The Unrealistic Expectation of Quality Time

Liam and I played a challenging game of Connect 4 today. It was awesome, and I could tell he really enjoyed playing. But, in the middle of dropping plastic discs into a grid I couldn’t shake thinking about the idea of quality time and how our society has taught us to define it.

Quality time is something I want to mentally invest in. I want to be spending time with family, loved ones, etc. But recently, when I rewind my mind to moments passed, I can’t for the life of me figure out if the time I spend involves any quality, or if it does, does my idea of quality time meet expectation?

Some would say, just being around someone is quality time. And over a length of period, time together builds relationships. I’m inclined to believe that, and take it at face value. But something inside me thinks to earn the merits of “Quality,” something special has to occur. I wonder about these types of things. Am I doing all I can to be a great Dad/Husband? What could I be doing more? What I am not doing enough of? It can be overwhelming at times.

I think the culture and marketing of lifestyle in America has pumped supremely unrealistic expectations of time and quality time into our brains . I think as a whole, they strongly have mixed possessions and spending time together successfully to make you feel inferior if you can’t achieve both.

By their standards you will need the following: A big house, 2 nice cars, fashionable clothes, 2 to 3 vacations a year, up to date technology and a big savings account – all the while of course, spending quality time with your family. If you’re not that family in the “Sandals” commercial, something is off.

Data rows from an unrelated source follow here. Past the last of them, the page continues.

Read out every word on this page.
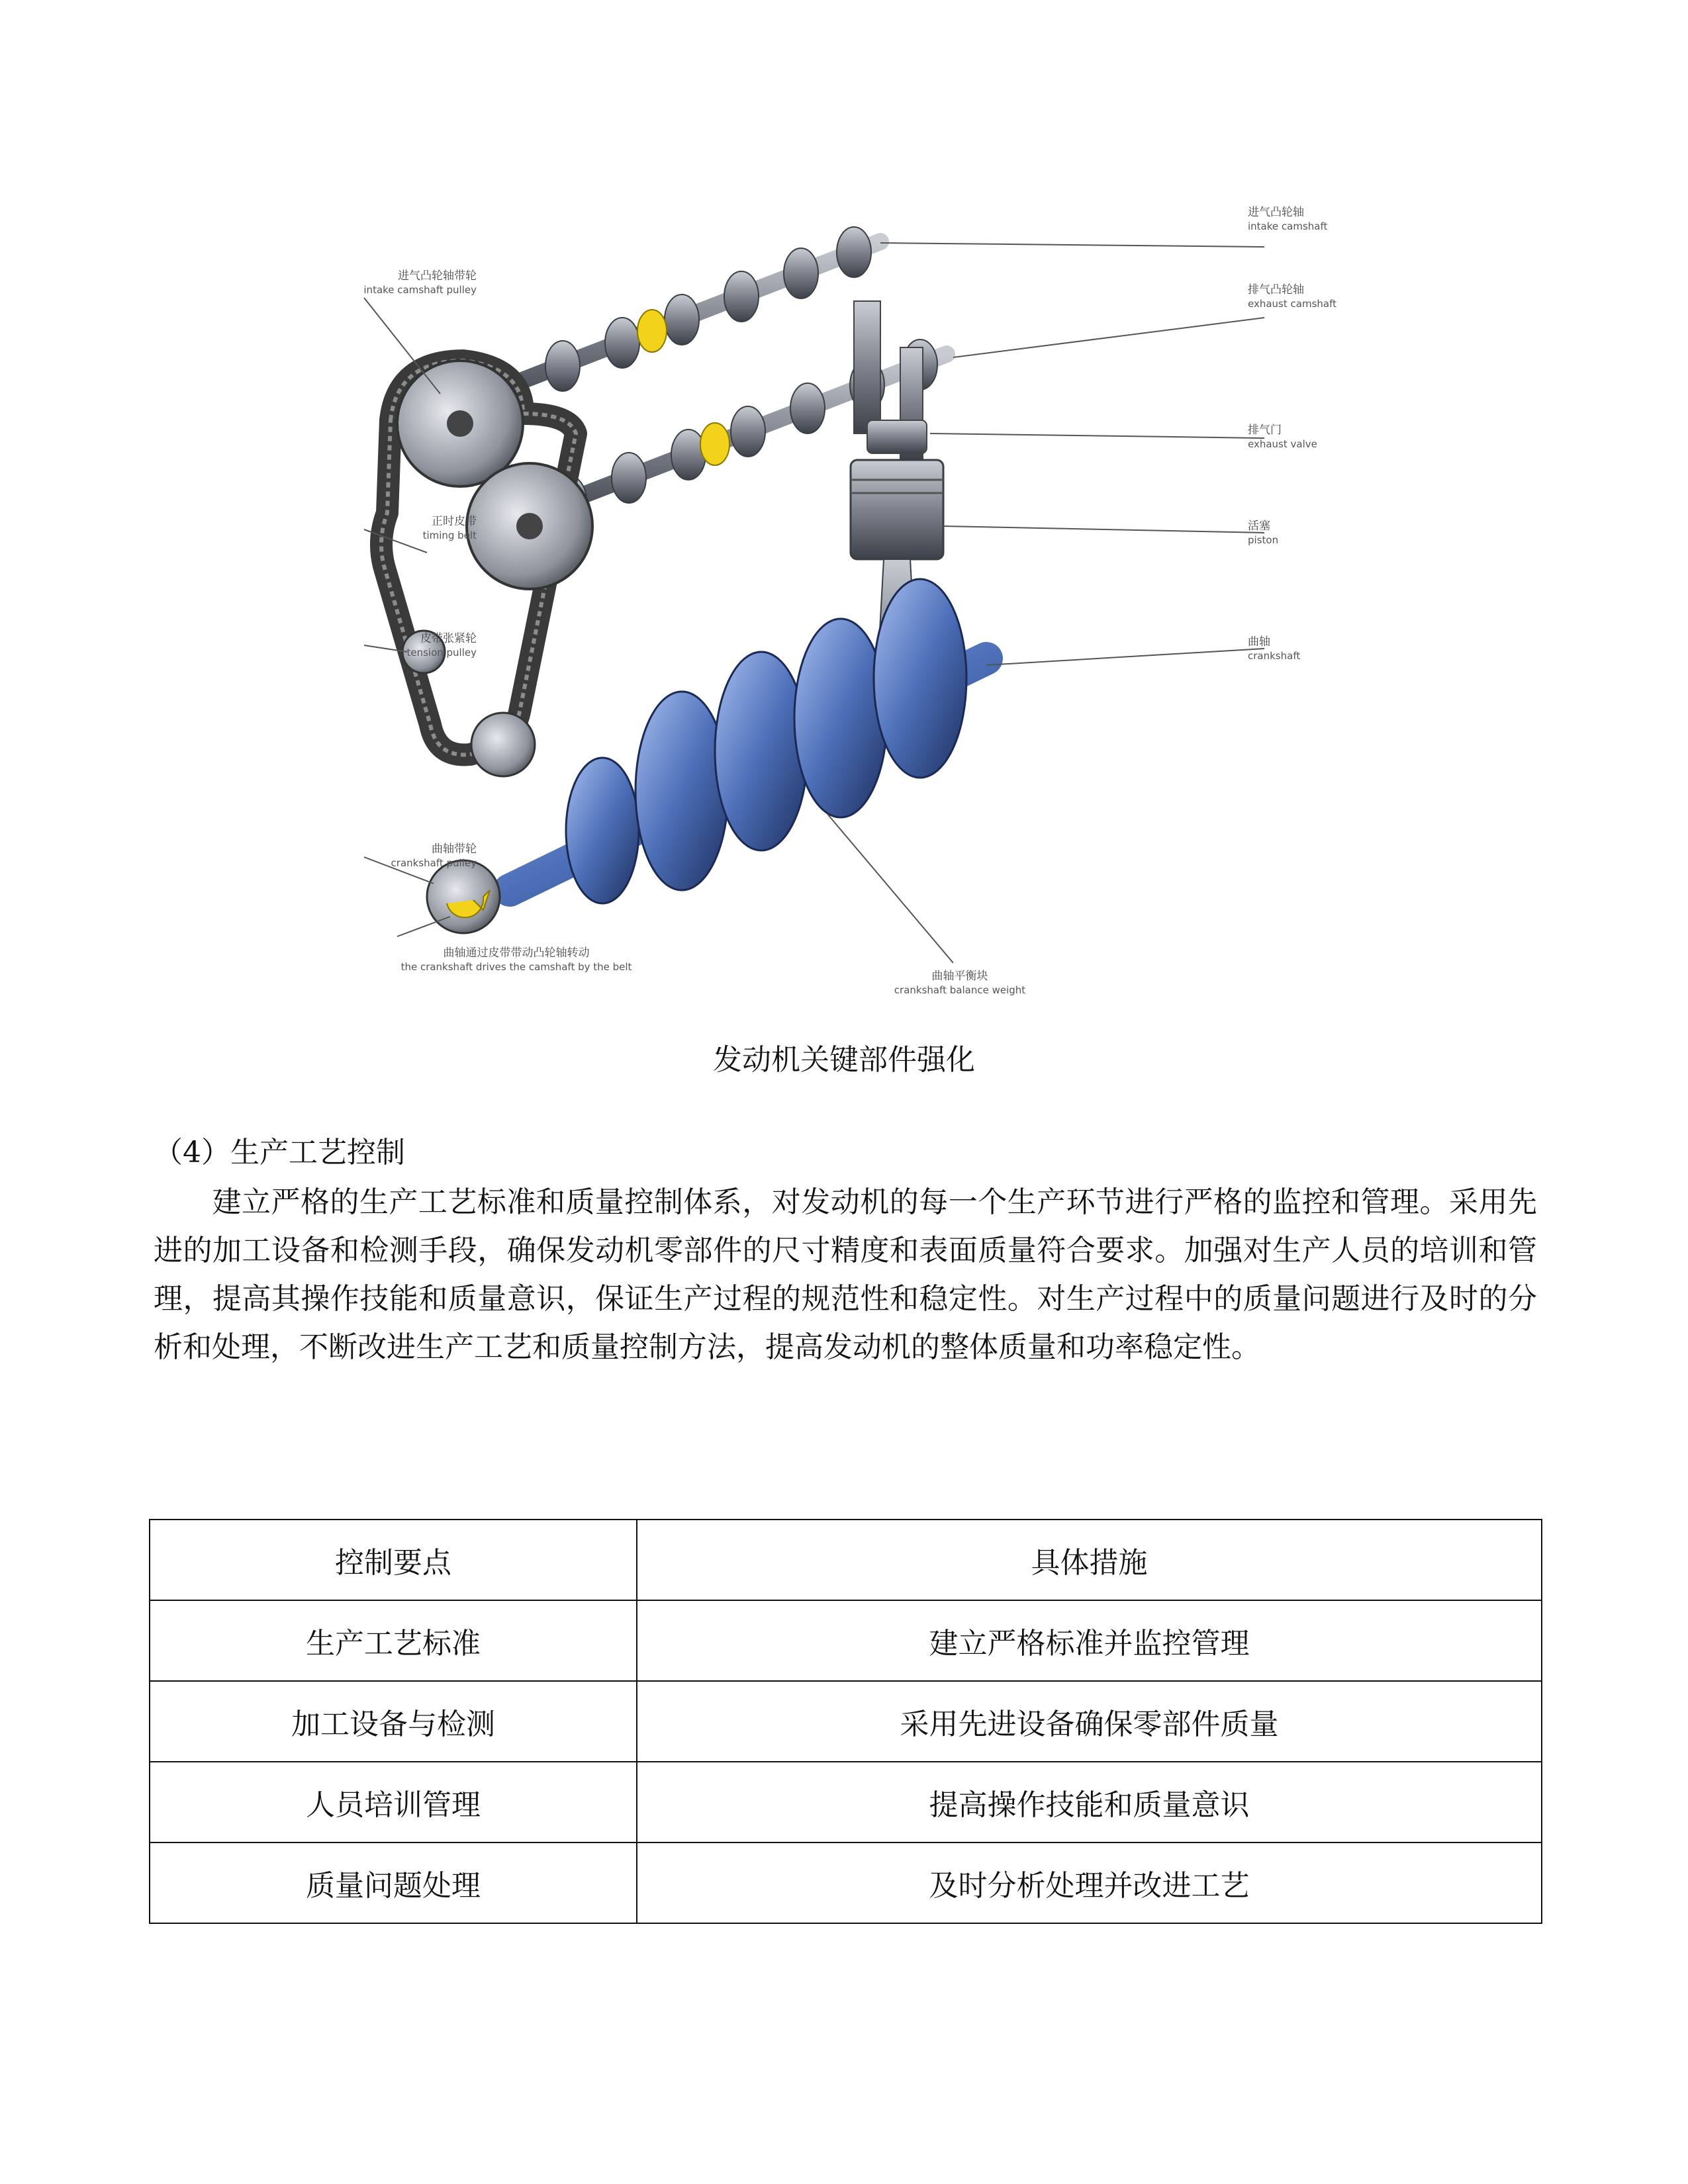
进气凸轮轴
intake camshaft
进气凸轮轴带轮
intake camshaft pulley	排气凸轮轴
exhaust camshaft
排气门
exhaust valve
正时皮带
timing belt
活塞
piston
皮带张紧轮
tension pulley
曲轴
crankshaft
曲轴带轮
crankshaft pulley
曲轴通过皮带带动凸轮轴转动
the crankshaft drives the camshaft by the belt
曲轴平衡块
crankshaft balance weight
发动机关键部件强化
（4）生产工艺控制
建立严格的生产工艺标准和质量控制体系，对发动机的每一个生产环节进行严格的监控和管理。采用先进的加工设备和检测手段，确保发动机零部件的尺寸精度和表面质量符合要求。加强对生产人员的培训和管理，提高其操作技能和质量意识，保证生产过程的规范性和稳定性。对生产过程中的质量问题进行及时的分析和处理，不断改进生产工艺和质量控制方法，提高发动机的整体质量和功率稳定性。
控制要点	具体措施
生产工艺标准	建立严格标准并监控管理
加工设备与检测	采用先进设备确保零部件质量
人员培训管理	提高操作技能和质量意识
质量问题处理	及时分析处理并改进工艺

If you have the luxury of this situation, then more power to you. I don’t begrudge you one bit. The issue I take is with the angle of: if you don’t have all of this, something is wrong. Thats a dangerous message that subconsciously injures and divides.

Sure, I struggle with identifying quality time vs. time. And the more I think about it, maybe “quality” time is defined by the person present, not by some universal law. But I most certainly don’t and won’t confuse quality time with the acquiring of possessions. If ‘things’ are the only thing that make us happy, the machine has won and old fashioned quality time has diminished more.

Quality time isn’t a bullet point on a list, I believe it’s essential for childhood development and adult health. We can have both: possessions and quality time, but if you have to choose, choose the one money can’t buy.

I’ll choose playing Connect 4 and watching my son enjoy himself over trying to one up the Sandals commercial any day of the week.